Nachdem nunmehr "divers" als drittes Geschlecht anerkannt ist, würde das derzeitige Minderheitengeschlecht nicht mehr die ihm "zuerkannten" Mindestsitze in den betrieblichen Interessenvertretungen zuerkannt bekommen. Vor diesem Hintergrund sollte § 15 Abs. 2 BetrVG wie folgt neu abgefasst werden:


"Die Geschlechter, die in der Belegschaft in der Minderheit sind, müssen mindestens entsprechend ihrem zahlenmäßigen Verhältnis im Betriebsrat vertreten sein, wenn dieser aus mindestens drei Mitgliedern besteht."

Dies einfache Änderung würde genügen, um Probleme, welche in der kommenden Wahl, unvermeidlich auftreten können und werden, sachgerecht zu lösen. Darüber hinaus würde diese Änderung eine konsequente Umsetzung der bundesverfassungsgerichtlichen Entscheidung bedeuten.
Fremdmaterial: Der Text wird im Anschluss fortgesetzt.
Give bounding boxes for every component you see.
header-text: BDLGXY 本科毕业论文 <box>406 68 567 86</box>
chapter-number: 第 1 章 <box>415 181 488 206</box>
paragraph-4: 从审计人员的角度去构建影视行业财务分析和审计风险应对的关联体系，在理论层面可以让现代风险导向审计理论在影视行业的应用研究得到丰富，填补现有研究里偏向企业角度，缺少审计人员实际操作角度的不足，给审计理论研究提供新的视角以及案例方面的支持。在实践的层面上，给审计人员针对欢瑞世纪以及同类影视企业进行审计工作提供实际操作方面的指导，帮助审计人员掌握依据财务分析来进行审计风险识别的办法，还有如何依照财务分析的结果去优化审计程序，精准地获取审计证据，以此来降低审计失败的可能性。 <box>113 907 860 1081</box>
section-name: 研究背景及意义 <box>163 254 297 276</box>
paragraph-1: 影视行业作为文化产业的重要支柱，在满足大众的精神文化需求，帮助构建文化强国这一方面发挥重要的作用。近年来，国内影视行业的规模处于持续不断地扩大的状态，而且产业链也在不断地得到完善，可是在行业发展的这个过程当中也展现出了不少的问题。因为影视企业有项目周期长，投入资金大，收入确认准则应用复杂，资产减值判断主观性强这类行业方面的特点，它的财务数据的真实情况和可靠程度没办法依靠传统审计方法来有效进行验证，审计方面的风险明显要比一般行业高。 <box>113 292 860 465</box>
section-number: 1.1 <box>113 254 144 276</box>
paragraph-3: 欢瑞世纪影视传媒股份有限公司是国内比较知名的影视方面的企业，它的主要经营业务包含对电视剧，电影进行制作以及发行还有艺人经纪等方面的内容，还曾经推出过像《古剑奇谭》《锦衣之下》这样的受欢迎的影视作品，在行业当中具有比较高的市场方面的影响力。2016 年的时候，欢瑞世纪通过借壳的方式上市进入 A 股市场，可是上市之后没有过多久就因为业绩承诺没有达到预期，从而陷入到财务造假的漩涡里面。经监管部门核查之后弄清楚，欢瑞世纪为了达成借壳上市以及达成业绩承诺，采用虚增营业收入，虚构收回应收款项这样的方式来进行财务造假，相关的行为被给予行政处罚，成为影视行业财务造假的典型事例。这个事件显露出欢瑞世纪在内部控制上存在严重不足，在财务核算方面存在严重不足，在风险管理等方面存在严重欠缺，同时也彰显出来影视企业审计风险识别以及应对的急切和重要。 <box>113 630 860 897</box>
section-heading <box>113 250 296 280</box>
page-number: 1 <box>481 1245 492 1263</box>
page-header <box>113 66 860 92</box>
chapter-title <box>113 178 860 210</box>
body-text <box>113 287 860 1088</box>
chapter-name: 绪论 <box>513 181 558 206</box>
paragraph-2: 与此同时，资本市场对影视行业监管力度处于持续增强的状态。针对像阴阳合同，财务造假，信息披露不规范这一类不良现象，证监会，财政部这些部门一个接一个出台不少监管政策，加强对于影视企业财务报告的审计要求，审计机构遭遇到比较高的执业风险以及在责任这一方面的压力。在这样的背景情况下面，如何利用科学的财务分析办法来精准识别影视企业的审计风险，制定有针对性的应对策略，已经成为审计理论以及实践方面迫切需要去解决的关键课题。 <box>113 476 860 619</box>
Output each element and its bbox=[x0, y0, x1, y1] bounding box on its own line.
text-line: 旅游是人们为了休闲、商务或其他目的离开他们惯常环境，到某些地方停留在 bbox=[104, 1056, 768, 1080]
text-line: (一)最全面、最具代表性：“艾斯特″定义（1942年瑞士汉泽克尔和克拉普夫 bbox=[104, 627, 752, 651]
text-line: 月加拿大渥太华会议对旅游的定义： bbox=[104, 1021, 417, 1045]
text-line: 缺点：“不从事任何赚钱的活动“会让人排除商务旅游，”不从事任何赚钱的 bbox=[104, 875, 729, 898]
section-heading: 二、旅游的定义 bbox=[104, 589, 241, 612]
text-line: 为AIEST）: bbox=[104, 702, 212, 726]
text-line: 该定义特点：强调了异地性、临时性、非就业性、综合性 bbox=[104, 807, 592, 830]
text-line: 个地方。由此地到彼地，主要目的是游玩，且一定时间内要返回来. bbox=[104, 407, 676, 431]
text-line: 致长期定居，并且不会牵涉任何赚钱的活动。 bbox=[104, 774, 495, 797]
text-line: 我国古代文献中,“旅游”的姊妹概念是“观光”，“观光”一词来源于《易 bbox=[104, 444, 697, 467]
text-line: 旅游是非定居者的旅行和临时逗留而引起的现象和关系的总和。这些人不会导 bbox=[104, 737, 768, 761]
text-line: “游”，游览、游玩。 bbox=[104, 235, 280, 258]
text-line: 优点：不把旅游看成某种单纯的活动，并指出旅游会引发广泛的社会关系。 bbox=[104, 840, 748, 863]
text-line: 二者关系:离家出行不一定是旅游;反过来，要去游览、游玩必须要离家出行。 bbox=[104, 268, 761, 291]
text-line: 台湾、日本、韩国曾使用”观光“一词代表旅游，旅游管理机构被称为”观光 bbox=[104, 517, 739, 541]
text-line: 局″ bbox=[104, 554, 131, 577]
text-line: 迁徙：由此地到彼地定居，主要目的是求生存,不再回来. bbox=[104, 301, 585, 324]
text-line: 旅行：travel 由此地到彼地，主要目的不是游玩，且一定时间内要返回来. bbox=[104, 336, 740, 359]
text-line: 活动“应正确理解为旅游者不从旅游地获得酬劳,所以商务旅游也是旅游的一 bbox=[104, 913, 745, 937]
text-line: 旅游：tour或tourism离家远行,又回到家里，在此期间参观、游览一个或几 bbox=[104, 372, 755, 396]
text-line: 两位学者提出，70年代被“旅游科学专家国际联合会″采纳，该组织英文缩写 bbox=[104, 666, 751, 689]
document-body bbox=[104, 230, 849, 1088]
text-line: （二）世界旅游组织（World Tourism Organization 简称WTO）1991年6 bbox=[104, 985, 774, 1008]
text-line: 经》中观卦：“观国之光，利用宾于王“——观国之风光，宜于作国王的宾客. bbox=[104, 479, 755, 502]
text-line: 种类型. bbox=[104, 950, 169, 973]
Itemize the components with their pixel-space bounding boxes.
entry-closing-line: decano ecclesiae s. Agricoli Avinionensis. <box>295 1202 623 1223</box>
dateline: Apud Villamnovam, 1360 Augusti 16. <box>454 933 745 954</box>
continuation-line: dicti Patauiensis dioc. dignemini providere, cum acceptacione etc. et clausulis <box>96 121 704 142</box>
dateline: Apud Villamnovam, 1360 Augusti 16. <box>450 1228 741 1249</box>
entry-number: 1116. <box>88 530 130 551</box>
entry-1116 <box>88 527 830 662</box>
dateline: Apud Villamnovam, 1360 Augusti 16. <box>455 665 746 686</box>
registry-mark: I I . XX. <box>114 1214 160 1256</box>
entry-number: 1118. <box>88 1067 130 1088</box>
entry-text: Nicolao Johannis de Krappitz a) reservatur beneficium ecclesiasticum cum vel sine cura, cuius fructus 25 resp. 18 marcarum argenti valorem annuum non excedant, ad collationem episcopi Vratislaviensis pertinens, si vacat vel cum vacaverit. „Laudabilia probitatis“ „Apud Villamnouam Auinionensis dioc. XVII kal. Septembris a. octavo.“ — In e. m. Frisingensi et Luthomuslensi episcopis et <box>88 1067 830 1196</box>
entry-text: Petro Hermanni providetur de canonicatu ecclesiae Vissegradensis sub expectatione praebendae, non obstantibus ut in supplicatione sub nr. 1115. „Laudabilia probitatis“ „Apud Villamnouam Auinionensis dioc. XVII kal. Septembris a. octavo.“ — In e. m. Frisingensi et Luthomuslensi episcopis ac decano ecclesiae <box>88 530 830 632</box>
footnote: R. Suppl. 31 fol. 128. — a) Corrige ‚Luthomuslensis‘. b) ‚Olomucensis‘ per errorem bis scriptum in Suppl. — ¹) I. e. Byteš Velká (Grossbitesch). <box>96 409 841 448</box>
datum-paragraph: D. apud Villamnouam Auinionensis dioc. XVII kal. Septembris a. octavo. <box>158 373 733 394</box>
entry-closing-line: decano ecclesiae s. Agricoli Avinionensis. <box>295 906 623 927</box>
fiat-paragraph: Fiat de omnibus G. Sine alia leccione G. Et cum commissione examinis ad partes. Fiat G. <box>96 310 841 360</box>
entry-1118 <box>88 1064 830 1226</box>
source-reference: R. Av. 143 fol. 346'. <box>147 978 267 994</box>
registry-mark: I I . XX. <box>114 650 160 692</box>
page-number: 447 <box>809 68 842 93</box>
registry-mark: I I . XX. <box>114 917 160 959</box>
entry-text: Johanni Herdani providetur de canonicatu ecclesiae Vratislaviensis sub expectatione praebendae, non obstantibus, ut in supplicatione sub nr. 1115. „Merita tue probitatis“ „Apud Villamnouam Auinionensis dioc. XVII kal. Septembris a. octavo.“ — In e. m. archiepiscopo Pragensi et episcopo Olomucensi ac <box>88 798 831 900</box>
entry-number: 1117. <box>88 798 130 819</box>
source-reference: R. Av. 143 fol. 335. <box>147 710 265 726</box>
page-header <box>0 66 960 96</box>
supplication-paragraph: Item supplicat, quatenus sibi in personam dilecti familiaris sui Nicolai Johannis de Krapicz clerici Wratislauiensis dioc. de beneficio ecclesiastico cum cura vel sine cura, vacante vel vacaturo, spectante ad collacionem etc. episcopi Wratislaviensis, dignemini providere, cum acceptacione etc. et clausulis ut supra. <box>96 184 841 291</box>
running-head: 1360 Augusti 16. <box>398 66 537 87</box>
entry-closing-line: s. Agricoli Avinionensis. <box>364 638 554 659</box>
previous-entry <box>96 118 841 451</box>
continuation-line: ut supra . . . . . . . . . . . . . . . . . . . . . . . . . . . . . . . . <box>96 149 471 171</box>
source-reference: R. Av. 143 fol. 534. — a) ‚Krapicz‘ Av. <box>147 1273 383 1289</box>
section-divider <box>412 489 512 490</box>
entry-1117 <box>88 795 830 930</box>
Im Zuge einer Novellierung müsste auch § 5 WO BetrVG eine Änderung erfahren, welche zwangsläufig wäre. Eine gesetzeskonforme Änderung könnte lauten:

Der Wahlvorstand stellt fest, welches Geschlecht bzw. welche Geschlechter von ihrem zahlenmäßigen Verhältnis im Betrieb in der Minderheit sind oder ist. Sodann errechnet der Wahlvorstand den Mindestanteil der Betriebsratssitze für die Geschlechter in der Minderheit (§ 15 Abs. 2 des Gesetzes) nach den Grundsätzen der Verhältniswahl. Zu diesem Zweck werden die Zahlen der am Tage des Erlasses des Wahlausschreibens im Betrieb beschäftigten Frauen, Diversen und Männer in einer Reihe nebeneinander gestellt und beide durch 1, 2, 3, 4 usw. geteilt. Die ermittelten Teilzahlen sind nacheinander reihenweise unter den Zahlen der ersten Reihe aufzuführen, bis höhere Teilzahlen für die Zuweisung der zu verteilenden Sitze nicht mehr in Betracht kommen.